К тому же угроза Хартмана перевешивала опасность подобных манипуляций. Рейх определенно не терпел мужеложства, приравнивая его к угрозе нации. Из памяти еще не стерся скандал с главнокомандующим сухопутными силами фон Фричем, которого обвинили в гомосексуальной связи. И хотя Фрич сумел доказать, что это ложь, своего доброго имени восстановить ему так и не удалось. Ходили слухи, что и лидер штурмовиков Рем поплатился жизнью не столько по политическим причинам, сколько из-за его противоестественных связей с подчиненными. Да что Рем! — двоих коллег Зееблатта, тоже врачей, застуканных в объятиях друг с другом, без шума и лишних церемоний отправили на перековку в Дахау, где они бесследно исчезли. От всего этого волосы вставали дыбом. Самого Зееблатта, как известного врача, неоднократно привлекали к дискуссии о необходимости принудительной кастрации уличенных в «сексуальных взаимоотношениях между мужчинами»; он даже консультировал по теме стерилизации через блокаду семенных канальцев и точно знал, что варварская кастрация без всяких дискуссий и научных изысков уже проводится в концлагерях. По всему было ясно, что Хартман загнал его в угол. Потеря свободы с возможным применением к нему самому разработанных им же методов «нейтрализации» — это уж как минимум, не считая утраты имущества, работы, репутации, милого сердцу Олафа из шведского посольства.

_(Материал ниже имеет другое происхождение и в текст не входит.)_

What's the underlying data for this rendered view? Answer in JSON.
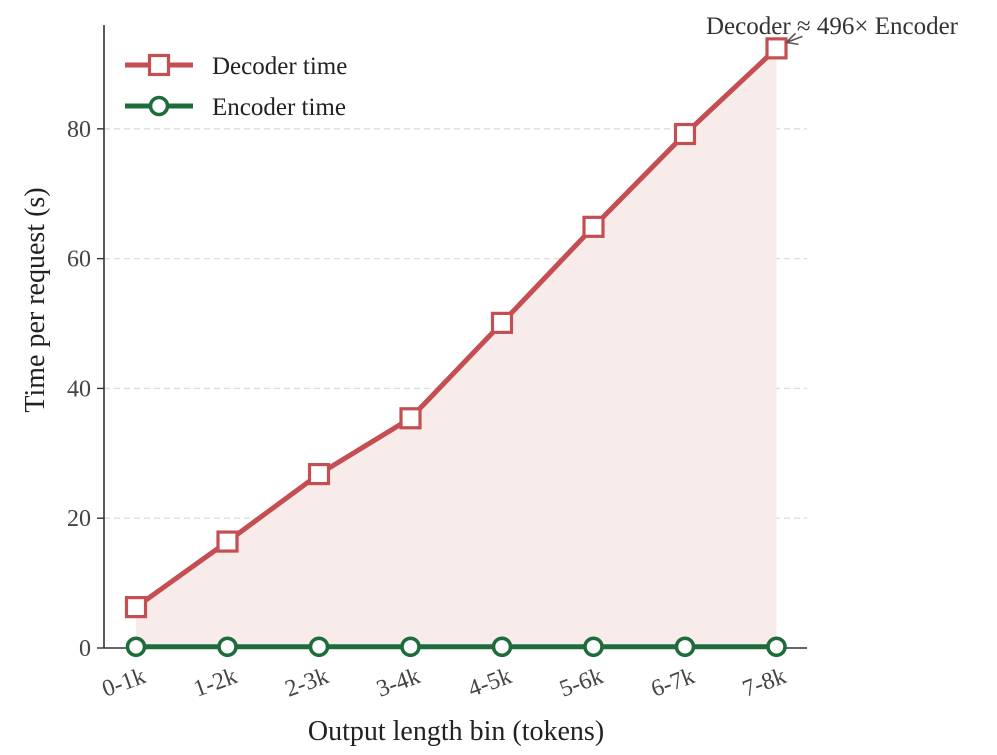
{
  "chart_data": {
    "type": "line",
    "categories": [
      "0-1k",
      "1-2k",
      "2-3k",
      "3-4k",
      "4-5k",
      "5-6k",
      "6-7k",
      "7-8k"
    ],
    "series": [
      {
        "name": "Decoder time",
        "values": [
          6.3,
          16.4,
          26.8,
          35.4,
          50.1,
          64.9,
          79.2,
          92.4
        ],
        "color": "#c44e52",
        "marker": "square",
        "fill_under": true,
        "fill_color": "#f8eceb"
      },
      {
        "name": "Encoder time",
        "values": [
          0.19,
          0.19,
          0.19,
          0.19,
          0.19,
          0.19,
          0.19,
          0.19
        ],
        "color": "#1e6b3c",
        "marker": "circle",
        "fill_under": false
      }
    ],
    "xlabel": "Output length bin (tokens)",
    "ylabel": "Time per request (s)",
    "ylim": [
      0,
      96
    ],
    "yticks": [
      0,
      20,
      40,
      60,
      80
    ],
    "grid": "horizontal dashed",
    "legend_position": "top-left",
    "annotation": {
      "text": "Decoder ≈ 496× Encoder",
      "target_category": "7-8k",
      "target_series": "Decoder time"
    }
  }
}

«Надо потребовать у этой сволочи из «Адлерхофа» какую-нибудь бумажку, в которой будет указано, что я им помогал, — подумал Зееблатт. — Пригодится».

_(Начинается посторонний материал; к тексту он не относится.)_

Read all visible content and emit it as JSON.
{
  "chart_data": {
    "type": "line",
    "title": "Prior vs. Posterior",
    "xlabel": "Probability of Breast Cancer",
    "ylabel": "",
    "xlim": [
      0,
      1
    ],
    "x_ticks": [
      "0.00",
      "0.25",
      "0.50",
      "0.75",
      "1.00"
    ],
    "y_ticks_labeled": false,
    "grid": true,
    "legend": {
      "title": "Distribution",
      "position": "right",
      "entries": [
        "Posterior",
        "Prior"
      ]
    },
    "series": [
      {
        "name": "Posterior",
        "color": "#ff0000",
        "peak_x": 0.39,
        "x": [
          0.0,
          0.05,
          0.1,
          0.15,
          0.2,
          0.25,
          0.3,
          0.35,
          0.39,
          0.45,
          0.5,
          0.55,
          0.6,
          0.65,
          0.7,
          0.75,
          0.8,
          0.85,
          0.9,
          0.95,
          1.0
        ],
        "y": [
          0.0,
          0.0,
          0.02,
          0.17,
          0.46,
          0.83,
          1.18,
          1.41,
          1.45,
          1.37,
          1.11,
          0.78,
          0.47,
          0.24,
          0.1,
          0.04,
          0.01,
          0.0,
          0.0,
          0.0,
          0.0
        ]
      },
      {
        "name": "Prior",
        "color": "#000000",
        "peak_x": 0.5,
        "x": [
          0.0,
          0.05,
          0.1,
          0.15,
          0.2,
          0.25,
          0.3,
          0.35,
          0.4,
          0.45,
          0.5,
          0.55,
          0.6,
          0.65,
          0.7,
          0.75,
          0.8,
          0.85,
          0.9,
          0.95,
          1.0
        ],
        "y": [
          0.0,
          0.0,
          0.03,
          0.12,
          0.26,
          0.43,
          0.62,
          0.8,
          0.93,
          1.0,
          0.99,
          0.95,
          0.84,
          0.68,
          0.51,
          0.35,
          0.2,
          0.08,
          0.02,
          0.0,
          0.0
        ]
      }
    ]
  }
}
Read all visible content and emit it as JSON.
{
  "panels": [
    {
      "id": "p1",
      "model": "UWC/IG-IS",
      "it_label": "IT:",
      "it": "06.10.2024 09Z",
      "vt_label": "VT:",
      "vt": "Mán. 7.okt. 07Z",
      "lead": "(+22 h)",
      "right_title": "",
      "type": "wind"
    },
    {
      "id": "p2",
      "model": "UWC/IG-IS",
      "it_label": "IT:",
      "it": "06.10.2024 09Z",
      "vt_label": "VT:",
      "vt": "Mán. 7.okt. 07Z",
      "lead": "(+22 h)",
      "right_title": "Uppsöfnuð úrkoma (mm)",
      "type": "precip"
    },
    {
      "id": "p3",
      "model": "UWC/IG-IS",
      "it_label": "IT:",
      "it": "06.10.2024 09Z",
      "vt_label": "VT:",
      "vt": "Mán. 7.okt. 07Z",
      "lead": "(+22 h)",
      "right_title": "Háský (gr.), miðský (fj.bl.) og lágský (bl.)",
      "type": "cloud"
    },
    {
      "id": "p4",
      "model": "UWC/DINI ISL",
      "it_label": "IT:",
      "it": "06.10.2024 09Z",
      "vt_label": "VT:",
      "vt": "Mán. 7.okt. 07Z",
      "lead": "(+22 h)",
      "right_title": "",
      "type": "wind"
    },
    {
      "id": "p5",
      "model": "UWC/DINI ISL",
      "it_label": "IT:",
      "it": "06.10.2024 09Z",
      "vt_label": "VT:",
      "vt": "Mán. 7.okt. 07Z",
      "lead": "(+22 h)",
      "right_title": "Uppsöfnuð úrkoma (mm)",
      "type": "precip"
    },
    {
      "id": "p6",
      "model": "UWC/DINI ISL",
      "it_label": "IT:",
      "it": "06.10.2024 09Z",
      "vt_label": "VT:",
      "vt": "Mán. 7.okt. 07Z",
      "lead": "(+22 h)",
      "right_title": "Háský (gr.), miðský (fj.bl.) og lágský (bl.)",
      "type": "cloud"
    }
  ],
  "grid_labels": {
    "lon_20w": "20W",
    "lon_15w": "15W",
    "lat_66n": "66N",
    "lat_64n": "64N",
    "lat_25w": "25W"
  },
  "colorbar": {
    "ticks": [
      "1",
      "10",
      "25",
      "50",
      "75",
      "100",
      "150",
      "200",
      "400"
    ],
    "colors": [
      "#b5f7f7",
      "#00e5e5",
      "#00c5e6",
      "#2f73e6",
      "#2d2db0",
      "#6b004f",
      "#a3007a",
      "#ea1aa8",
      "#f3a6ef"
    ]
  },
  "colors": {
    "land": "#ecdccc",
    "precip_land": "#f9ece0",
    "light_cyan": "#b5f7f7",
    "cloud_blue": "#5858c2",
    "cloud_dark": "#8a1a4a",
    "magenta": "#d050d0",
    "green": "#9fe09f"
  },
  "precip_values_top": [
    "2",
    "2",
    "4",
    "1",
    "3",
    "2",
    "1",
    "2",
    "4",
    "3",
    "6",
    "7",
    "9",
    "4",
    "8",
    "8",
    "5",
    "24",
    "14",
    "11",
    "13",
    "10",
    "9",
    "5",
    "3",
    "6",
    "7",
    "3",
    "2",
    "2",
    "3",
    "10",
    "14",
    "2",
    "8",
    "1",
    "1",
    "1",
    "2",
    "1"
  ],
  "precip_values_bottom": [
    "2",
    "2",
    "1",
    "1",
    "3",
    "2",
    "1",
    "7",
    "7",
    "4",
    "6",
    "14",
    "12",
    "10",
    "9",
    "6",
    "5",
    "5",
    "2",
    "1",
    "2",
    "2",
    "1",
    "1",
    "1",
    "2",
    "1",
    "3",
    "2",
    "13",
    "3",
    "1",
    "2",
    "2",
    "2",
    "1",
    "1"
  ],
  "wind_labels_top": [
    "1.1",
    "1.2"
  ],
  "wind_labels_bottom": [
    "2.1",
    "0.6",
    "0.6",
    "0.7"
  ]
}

Берлин, Пфлюгштрассе, 11,8 августа

Невзирая на жесткие предупреждения и даже угрозы начальства, Кубель свалился-таки в беспробудный запой. И хотя Шольц, следуя указанию Мюллера, распорядился убрать из квартиры Рекса все спиртное, а также отозвать приставленных к нему девиц, Кубелю не стоило большого труда раздобыть у спекулянтов дешевого шнапса и заместить гестаповских фройляйн парой голодных уличных шлюх. Упоенный своим успехом, Рекс посчитал, что заслужил право на небольшую передышку. Никто, кроме него, не смог расшифровать донесение из Нойкельна. Никто и не сможет, уверился Кубель и позволил пагубным страстям себя пришпорить.

Какое-то время ему удавалось дурить голову своему боссу Венцелю, убеждая того, что в одиночестве ему плодотворнее думается, пока на третьи сутки Венцель не позвонил Рексу вечером (поскольку не дозвонился ни утром, ни днем), чтобы согласовать часы оперативного совещания на завтра. На свою беду к этому моменту Кубель прочухался и, лежа в постели, безуспешно пытался сообразить, где он и что, вообще, происходит. Чтобы прекратить сумасшедший треск телефона, отдававшийся в голове пулеметными очередями, рука Кубеля машинально сдернула трубку.

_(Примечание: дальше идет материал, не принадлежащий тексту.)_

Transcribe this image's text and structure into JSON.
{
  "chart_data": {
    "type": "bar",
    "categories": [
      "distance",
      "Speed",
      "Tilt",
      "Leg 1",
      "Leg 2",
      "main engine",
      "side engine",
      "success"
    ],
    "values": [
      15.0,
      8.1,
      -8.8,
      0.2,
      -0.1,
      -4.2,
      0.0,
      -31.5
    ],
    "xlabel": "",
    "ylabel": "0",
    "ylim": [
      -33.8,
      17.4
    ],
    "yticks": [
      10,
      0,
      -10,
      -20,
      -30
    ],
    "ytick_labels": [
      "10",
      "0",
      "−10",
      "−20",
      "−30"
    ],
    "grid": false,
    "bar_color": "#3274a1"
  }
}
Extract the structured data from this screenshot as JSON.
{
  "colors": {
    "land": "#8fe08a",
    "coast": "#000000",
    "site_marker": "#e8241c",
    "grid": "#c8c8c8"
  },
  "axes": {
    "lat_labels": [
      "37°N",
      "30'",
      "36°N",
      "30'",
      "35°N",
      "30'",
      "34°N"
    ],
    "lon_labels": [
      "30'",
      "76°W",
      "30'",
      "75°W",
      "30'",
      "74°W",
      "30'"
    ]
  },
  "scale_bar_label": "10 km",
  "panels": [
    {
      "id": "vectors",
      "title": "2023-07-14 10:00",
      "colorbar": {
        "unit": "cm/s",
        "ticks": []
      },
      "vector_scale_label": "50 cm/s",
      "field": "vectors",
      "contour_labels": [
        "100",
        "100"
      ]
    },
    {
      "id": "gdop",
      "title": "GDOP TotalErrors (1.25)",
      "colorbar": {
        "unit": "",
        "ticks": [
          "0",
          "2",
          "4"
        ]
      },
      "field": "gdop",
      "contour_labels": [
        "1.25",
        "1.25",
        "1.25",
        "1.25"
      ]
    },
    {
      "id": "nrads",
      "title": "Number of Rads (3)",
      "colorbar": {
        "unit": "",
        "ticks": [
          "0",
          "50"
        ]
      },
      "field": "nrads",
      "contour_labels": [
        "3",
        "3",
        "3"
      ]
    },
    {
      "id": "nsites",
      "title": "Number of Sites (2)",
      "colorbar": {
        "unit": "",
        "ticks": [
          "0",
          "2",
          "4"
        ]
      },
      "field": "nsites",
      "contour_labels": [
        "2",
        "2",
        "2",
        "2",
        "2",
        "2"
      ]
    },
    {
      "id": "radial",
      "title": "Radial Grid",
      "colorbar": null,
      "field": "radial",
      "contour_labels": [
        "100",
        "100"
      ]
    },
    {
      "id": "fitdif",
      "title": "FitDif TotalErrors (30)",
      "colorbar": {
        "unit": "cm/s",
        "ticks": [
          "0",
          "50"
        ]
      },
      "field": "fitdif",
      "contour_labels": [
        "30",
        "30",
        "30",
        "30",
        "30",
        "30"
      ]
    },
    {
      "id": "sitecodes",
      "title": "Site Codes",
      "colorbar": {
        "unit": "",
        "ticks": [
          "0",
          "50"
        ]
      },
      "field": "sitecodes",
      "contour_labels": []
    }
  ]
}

— Здесь Венцель, — ледяным тоном выбил шеф отдела дешифровки Форшунгсамт, с трудом сдерживая раздражение. — Я не могу вас найти целый день. Чем вы там заняты?

Кубель разинул пересохший рот и не смог выдавить ни слова. Тогда он ткнул в зад спящую рядом с ним женщину, которая, очнувшись, захныкала: «Ну дай поспать, я уже не могу, отстань от меня, извращенец эдакий», — и пинками отправил ее на кухню за выпивкой. Пока она бегала, тяжело стуча голыми пятками по скрипучим доскам, Рекс долго, натужно кашлял.